左からリチャード・ストルツマン(クラリネット)、
エディ・ゴメス(b)にスティーヴ・ガッド(ds)

スティーヴ・ガッド と、吉田ミカ(マリンバ)

リチャード・ストルツマン、エディ・ゴメス

リチャードの息子、ピーター・ストルツマン(p)

楽屋でのエディ、スティーヴに、
聴きにきていた日野皓正(tp)

ご一緒したデジタルハリウッド大学の
杉山知之学長、中川ヨウ、小川克彦先生
(同い年で、しかも3人とも水瓶座)

【山中湖】

大型連休の終盤、5日に東京を立って6日に戻るという急ぎ足の行程で、山中湖に行ってきました。主な目的は「連休中に遊んじゃった」という気分を味わうこと。第二、富士山を見たかったこと。
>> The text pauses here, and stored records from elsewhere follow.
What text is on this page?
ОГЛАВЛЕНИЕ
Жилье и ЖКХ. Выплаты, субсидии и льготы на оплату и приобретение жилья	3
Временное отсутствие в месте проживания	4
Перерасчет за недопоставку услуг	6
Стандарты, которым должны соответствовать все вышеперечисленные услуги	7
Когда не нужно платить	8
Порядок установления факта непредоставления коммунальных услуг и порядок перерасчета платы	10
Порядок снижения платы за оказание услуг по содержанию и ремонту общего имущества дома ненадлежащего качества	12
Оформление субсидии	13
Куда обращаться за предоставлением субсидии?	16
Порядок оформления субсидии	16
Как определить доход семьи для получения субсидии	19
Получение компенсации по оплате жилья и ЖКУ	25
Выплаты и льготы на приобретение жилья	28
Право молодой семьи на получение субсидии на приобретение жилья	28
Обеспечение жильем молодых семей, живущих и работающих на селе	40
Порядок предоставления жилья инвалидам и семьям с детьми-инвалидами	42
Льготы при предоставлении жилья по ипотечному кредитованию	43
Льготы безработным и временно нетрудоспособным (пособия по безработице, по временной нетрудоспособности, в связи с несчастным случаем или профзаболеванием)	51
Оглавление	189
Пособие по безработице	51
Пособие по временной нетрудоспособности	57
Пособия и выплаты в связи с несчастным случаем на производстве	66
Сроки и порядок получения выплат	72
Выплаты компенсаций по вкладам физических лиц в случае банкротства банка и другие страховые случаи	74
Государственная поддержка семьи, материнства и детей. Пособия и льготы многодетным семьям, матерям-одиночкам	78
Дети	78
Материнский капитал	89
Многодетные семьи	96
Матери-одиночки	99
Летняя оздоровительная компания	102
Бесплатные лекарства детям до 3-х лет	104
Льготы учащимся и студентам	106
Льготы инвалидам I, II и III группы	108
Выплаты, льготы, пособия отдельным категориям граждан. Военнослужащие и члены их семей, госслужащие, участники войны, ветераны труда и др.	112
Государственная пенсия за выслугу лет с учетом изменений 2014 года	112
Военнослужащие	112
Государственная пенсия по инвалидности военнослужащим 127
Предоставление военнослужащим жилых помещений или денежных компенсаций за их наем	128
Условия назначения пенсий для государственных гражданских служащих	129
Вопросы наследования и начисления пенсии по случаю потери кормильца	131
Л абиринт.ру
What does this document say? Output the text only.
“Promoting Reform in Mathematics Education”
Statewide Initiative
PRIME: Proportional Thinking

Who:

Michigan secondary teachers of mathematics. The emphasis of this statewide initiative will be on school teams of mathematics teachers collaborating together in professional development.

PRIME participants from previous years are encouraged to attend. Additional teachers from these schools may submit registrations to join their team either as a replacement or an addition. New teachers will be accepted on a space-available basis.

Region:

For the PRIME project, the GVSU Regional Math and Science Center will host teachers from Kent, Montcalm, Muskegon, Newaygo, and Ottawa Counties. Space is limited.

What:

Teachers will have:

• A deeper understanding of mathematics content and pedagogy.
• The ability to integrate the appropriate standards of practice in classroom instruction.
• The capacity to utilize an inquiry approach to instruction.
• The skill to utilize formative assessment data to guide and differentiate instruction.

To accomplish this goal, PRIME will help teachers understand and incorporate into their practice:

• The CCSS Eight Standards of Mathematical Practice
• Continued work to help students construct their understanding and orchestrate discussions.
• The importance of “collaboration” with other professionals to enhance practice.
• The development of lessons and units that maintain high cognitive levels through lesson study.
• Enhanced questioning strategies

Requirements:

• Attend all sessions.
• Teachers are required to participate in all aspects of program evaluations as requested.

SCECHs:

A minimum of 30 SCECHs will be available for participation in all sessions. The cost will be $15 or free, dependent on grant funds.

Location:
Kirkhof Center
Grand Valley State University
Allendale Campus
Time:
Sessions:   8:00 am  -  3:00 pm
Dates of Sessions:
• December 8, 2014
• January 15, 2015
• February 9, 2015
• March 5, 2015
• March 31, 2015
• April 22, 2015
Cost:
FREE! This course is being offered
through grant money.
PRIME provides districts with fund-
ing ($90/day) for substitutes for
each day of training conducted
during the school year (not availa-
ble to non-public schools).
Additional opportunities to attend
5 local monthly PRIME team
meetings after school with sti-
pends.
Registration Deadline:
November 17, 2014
でも、2番目の目的は、天候次第ですし、最近の不安定な気候を思うに、難しいかもしれない。

そう思って出かけたのですが、運良く6日は五月晴れ。しかも、TVの報道とは違い、行きは2時間、帰りは1時間半の渋滞なしのストレス・フリー。いい空気を胸いっぱい吸って、富士山を見て気も大きくなり、心からリフレッシュした旅でした。

逆さ富士が映りこんだ、静かな山中湖の湖面。

6日だけ、ラッキーにも晴れ上がったのでした。

ほど近い、富士忍野八海にあるおいしいおそば屋さん「天祥庵」で。からみ大根そばが、非常に辛いけれど美味。

山中湖畔の、植物園のチューリップ。